KAWASAKI--Kawasaki city became the first municipality in Japan to establish guidelines on preventing hate speech groups from using parks and other public facilities to spread their messages of discrimination and fear.

The guidelines, announced on Nov. 9, will take effect by the end of March next year in this city, where problems have arisen over anti-Korea demonstrations.

Under the guidelines, the city can issue warnings and refuse to allow groups to use public facilities if “concrete threats of hate speech, determined by objective standards, could appear at those venues.”

The city can also rescind its permission for the use of those facilities if it finds a potential threat of hate speech.

Judgments will be based on the applicants’ past activities and information they sent on the Internet. A final decision will be made based on opinions from third-party organizations formed by lawyers and others.

To guarantee “freedom of expression” under the Constitution, the city included a prerequisite that refusals or cancellations can only be applied if it is clear, through objective facts, that other users of the public facilities face danger from the applicant.

Kawasaki, located in Kanagawa Prefecture southwest of Tokyo, has one of the largest concentrations of Korean and other foreign residents in the Kanto region. The city’s population of 1.5 million includes more than 38,000 foreign residents.

Anti-Korean rallies have been held in Tokyo’s Shin-Okubo district in Shinjuku Ward and Osaka’s Tsuruhashi district. The demonstrators have chanted menacing phrases, telling ethnic Koreans in those areas to leave Japan or to die. Even children at Korean schools have been targeted by deafening and repeated taunts.

In and after 2013, such demonstrations were held at least 12 times in Kawasaki.

“An administrative body has taken measures to protect us from damage,” said Choi Kang-ija, a 44-year-old third-generation ethnic Korean who lives in Kawasaki and has called for anti-hate speech measures. “I am encouraged and glad with Kawasaki’s move. This is a significant step to reach out to society and say discrimination is not allowed.”

In June 2016, Japan enacted an anti-hate speech law aimed at preventing verbal abuse and threatening behavior toward ethnic Koreans and others of non-Japanese ancestry.

The law stipulates that “wrongful discriminatory words” include such elements as: encouraging damage to lives, bodies and properties; egregious insults; and promoting exclusion from society.

However, the law is essentially “philosophical” in nature because it does not stipulate specific prohibitions or penalties against offenders.

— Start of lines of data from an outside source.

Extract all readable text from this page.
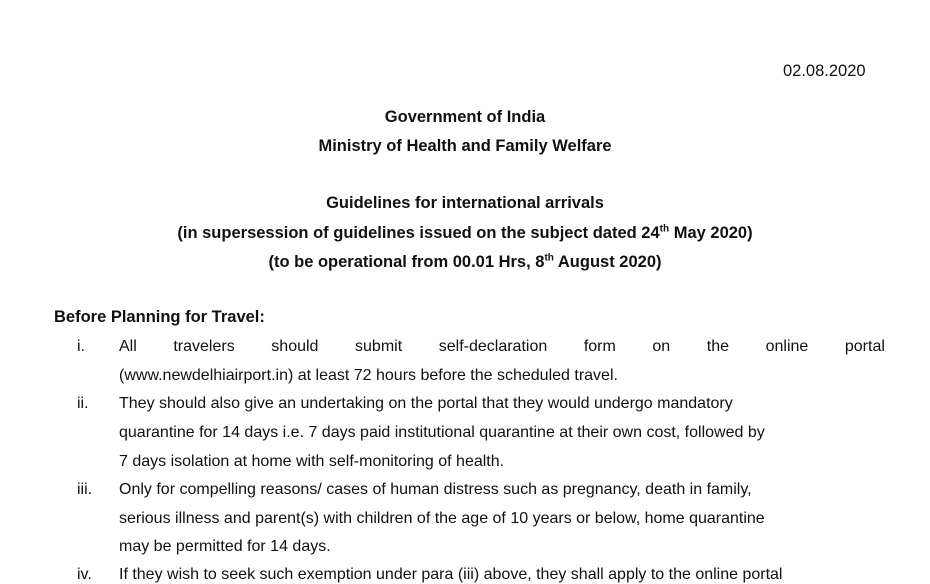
02.08.2020
Government of India
Ministry of Health and Family Welfare
Guidelines for international arrivals
(in supersession of guidelines issued on the subject dated 24th May 2020)
(to be operational from 00.01 Hrs, 8th August 2020)
Before Planning for Travel:
i.	All travelers should submit self-declaration form on the online portal
(www.newdelhiairport.in) at least 72 hours before the scheduled travel.
ii.	They should also give an undertaking on the portal that they would undergo mandatory
quarantine for 14 days i.e. 7 days paid institutional quarantine at their own cost, followed by
7 days isolation at home with self-monitoring of health.
iii.	Only for compelling reasons/ cases of human distress such as pregnancy, death in family,
serious illness and parent(s) with children of the age of 10 years or below, home quarantine
may be permitted for 14 days.
iv.	If they wish to seek such exemption under para (iii) above, they shall apply to the online portal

The Justice Ministry has provided examples of what constitutes hate speech, but it has essentially relied on municipal governments to directly deal with the issue.

According to the National Police Agency, 65 demonstrations by right-wing groups were held in the year before the anti-hate speech law was enacted.

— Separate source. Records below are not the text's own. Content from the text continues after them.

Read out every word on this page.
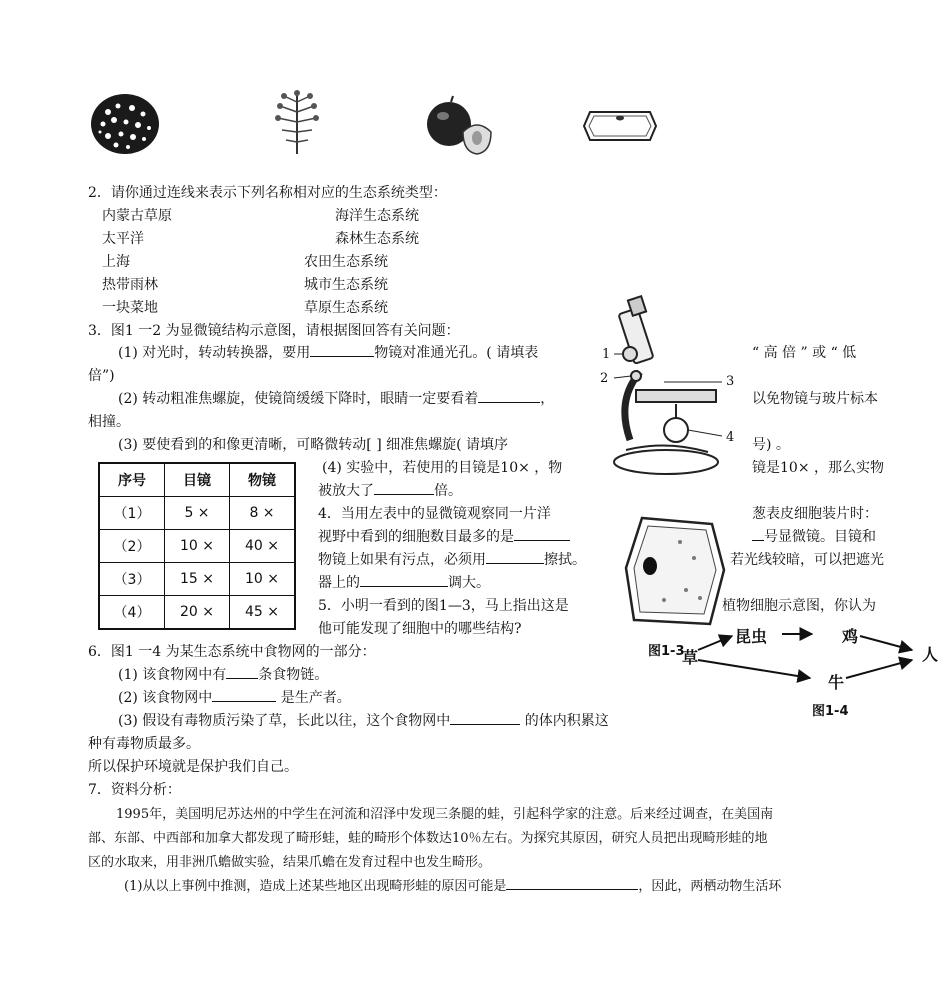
2．请你通过连线来表示下列名称相对应的生态系统类型：
内蒙古草原	海洋生态系统
太平洋	森林生态系统
上海	农田生态系统
热带雨林	城市生态系统
一块菜地	草原生态系统
1
2	3
4
3．图1 一2 为显微镜结构示意图，请根据图回答有关问题：
(1) 对光时，转动转换器，要用	物镜对准通光孔。( 请填表	“ 高 倍 ” 或 “ 低
倍”)
(2) 转动粗准焦螺旋，使镜筒缓缓下降时，眼睛一定要看着	，	以免物镜与玻片标本
相撞。
(3) 要使看到的和像更清晰，可略微转动[ ] 细准焦螺旋( 请填序	号) 。
序号	目镜	物镜
（1）	5 ×	8 ×
（2）	10 ×	40 ×
（3）	15 ×	10 ×
（4）	20 ×	45 ×
(4) 实验中，若使用的目镜是10× ，物	镜是10× ，那么实物
被放大了	倍。
4．当用左表中的显微镜观察同一片洋	葱表皮细胞装片时：
视野中看到的细胞数目最多的是	号显微镜。目镜和
物镜上如果有污点，必须用	擦拭。	若光线较暗，可以把遮光
器上的	调大。
5．小明一看到的图1—3，马上指出这是	植物细胞示意图，你认为
他可能发现了细胞中的哪些结构?
图1-3
草
昆虫	鸡
人
牛
图1-4
6．图1 一4 为某生态系统中食物网的一部分：
(1) 该食物网中有 条食物链。
(2) 该食物网中	是生产者。
(3) 假设有毒物质污染了草，长此以往，这个食物网中	的体内积累这
种有毒物质最多。
所以保护环境就是保护我们自己。
7．资料分析：
1995年，美国明尼苏达州的中学生在河流和沼泽中发现三条腿的蛙，引起科学家的注意。后来经过调查，在美国南
部、东部、中西部和加拿大都发现了畸形蛙，蛙的畸形个体数达10％左右。为探究其原因，研究人员把出现畸形蛙的地
区的水取来，用非洲爪蟾做实验，结果爪蟾在发育过程中也发生畸形。
(1)从以上事例中推测，造成上述某些地区出现畸形蛙的原因可能是	，因此，两栖动物生活环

In the year after the law took effect, the number fell to 40.

From January to October this year, there were 42 demonstrations, up from 35 during the same period in the previous year.

After the law was enacted, a Kawasaki city council submitted a report to the city assembly, urging it to create guidelines to restrict the use of public facilities by hate speech groups. In June this year, the Kawasaki government expressed its intention to set up the guidelines and solicited opinions from the public.

The council said that in addition to the guidelines, it hopes other measures will be taken, including a possible ordinance, to promote multiculturalism and to abolish discrimination.

In July 2016, Osaka became the first municipal government to adopt an anti-hate speech ordinance.

Individuals or groups found to have violated the ordinance are named and shamed on the city government’s website. A panel of experts decides if the contents of their actions constitute hate speech.

So far, four cases of videos posted on the Internet have been deemed hate speech.

But those cases have yet to appear on the website because the city cannot obtain the names and addresses of the offenders.